I look at myself now. Funny enough, I am wearing the exact same necklace I was wearing in the picture. It is a $12 necklace I found at an after Christmas sale at Dillards, but it is my favorite. Simple and easy to forget it is on-my favorite kind of jewelry. My hair is much, much longer now and I am loving it long and have no desire to cut it short again. That must mean I past the yucky "why am I growing my hair long again? I hate it" stage. Yay.
I have a new camera. One with a better zoom. Although I guess I don't need a better zoom with this particular shot.
I think of where we were three years ago. My kids still had their baby teeth. Rhett was in kindergarten and Noah home with me most days. I hadn't even met some of my closest friends in the neighborhood yet. The school the kids are going to now wasn't even finished being built yet. My mom and I hadn't pulled out the ugly bushes in the front garden bed yet. That would come a couple of months later.
I think of all these things to remind myself that a lot can change in three years. A lot can happen in three years. Kids grow up, hair grows out, friendships bloom. It is as if I am saying to myself,
"I remember what is was like three years ago, in a new place. It was scary, not knowing many people. It was challenging, fitting in to a new routine.

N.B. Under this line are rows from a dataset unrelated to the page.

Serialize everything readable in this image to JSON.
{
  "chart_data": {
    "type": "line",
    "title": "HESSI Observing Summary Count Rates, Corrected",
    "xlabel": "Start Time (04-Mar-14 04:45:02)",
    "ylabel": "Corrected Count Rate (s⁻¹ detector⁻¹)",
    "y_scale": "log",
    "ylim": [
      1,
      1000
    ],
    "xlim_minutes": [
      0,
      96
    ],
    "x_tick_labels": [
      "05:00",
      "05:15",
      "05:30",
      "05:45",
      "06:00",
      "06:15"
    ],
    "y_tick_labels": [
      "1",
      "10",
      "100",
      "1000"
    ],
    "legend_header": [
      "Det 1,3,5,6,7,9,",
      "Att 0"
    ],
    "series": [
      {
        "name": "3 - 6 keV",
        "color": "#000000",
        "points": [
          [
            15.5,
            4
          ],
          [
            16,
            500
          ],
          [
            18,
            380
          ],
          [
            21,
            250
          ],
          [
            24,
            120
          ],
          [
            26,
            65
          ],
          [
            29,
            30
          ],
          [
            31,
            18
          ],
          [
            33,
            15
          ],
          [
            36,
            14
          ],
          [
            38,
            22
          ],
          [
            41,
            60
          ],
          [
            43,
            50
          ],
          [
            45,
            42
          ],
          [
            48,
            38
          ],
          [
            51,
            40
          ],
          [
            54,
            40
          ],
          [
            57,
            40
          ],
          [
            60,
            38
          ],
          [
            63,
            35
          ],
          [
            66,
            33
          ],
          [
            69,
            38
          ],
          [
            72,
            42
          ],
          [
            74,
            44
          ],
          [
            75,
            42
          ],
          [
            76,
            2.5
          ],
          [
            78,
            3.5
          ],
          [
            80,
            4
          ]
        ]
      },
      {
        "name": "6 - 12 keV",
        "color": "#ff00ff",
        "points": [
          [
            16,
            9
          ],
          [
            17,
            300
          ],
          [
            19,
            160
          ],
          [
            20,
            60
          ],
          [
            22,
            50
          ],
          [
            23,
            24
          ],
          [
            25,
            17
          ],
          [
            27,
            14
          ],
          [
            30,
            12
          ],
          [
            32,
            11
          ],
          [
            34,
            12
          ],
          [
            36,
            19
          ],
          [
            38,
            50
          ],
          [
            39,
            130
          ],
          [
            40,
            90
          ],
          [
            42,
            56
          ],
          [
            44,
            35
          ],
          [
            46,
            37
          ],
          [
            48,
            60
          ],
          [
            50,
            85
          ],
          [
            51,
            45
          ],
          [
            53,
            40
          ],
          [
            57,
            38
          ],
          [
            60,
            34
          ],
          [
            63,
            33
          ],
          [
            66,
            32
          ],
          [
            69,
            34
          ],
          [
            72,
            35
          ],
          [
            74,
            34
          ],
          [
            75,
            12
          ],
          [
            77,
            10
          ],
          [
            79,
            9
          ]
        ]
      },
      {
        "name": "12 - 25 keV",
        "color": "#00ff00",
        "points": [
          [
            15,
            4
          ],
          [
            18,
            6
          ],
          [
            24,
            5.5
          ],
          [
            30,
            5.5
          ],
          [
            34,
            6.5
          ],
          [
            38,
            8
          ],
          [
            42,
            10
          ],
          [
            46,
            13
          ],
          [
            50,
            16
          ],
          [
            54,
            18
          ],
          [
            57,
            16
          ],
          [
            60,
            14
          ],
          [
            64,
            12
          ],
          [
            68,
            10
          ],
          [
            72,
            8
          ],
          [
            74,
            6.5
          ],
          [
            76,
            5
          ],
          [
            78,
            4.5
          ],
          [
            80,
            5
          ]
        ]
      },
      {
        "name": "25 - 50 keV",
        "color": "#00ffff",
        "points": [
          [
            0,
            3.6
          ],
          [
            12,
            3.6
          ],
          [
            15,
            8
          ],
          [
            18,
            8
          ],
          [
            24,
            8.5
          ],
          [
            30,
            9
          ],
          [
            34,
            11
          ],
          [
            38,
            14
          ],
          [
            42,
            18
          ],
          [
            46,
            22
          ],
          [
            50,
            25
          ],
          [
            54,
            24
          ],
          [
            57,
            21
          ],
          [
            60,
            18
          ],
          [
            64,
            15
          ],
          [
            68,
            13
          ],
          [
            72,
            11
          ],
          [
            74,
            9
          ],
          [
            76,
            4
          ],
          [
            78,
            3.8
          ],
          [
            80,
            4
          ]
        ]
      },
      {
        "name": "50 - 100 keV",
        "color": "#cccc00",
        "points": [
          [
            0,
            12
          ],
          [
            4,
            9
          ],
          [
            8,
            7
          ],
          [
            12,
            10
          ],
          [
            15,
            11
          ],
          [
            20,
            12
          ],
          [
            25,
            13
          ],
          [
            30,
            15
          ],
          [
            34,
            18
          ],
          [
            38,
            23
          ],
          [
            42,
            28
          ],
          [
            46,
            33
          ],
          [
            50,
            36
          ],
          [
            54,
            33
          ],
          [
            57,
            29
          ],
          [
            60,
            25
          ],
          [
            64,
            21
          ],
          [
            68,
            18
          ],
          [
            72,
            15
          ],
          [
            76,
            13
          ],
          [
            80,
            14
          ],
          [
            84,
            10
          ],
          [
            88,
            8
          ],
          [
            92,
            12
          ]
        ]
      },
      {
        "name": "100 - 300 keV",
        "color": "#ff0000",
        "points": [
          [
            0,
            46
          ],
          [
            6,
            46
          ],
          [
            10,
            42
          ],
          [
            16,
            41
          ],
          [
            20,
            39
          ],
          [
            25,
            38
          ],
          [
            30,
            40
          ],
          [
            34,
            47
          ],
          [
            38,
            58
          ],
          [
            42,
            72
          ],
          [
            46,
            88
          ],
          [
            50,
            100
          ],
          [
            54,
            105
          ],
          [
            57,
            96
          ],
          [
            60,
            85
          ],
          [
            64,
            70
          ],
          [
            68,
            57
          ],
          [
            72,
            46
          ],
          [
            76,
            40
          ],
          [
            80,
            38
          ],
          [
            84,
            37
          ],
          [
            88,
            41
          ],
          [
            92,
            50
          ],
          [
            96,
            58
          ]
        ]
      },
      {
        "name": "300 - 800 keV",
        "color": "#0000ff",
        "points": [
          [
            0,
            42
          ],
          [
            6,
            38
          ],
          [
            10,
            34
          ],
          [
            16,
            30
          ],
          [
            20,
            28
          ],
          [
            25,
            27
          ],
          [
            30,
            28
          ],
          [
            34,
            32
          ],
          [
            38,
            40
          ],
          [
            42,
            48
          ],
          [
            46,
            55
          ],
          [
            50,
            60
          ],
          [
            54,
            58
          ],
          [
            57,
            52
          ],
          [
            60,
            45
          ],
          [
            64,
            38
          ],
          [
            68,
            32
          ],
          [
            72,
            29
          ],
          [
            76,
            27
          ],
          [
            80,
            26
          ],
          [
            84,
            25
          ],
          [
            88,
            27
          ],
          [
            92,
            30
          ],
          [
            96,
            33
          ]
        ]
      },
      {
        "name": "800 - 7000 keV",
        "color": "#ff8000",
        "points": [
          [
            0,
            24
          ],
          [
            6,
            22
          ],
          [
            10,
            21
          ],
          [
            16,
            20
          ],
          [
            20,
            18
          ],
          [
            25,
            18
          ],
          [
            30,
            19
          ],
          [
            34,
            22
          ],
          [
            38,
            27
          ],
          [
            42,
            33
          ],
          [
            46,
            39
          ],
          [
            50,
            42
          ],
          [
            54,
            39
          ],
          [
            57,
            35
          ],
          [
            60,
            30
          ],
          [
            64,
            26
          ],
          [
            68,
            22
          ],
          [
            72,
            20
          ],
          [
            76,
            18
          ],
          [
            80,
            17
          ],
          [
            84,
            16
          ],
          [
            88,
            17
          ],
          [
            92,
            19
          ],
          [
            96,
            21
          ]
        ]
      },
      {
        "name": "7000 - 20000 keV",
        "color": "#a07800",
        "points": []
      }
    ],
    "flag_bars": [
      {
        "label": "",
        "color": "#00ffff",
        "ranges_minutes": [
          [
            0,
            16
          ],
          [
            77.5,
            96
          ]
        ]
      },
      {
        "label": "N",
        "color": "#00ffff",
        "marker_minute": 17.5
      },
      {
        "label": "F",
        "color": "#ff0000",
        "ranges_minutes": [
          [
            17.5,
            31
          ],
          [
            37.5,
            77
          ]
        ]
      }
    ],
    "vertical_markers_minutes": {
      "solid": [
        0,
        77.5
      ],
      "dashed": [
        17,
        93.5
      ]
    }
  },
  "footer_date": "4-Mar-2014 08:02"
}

We found friends. We found a good school. We found a place to call home.
And we will again."
4 comments:
Hey -- it doesn't take much to make a new mommy cry! And I really have no reason to, but this post did it...maybe it was the part about the baby teeth, etc.! :)
Love you!
Christy
It made me tear up a bit. Change for some is so exciting - but for me it is terrifying. Hugs to you - it will be an emotional event! I am so proud of you for keeping such a positive outlook on all of it. You are right - it will be more than ok. It will only get better and better!! Melissa
I love the looking back too(which is why I have so many "last year" links and comparison photos on my blog). It's just fun/scary to think about what has been and what might be to come. Thanks so much for sharing your "small reflections"!
You have always made whatever house you lived in into a beautiful home. You can do it again!
(It was your bathroom and kitchen colors that gave me the courage to paint my kitchen bright yellow and blue.)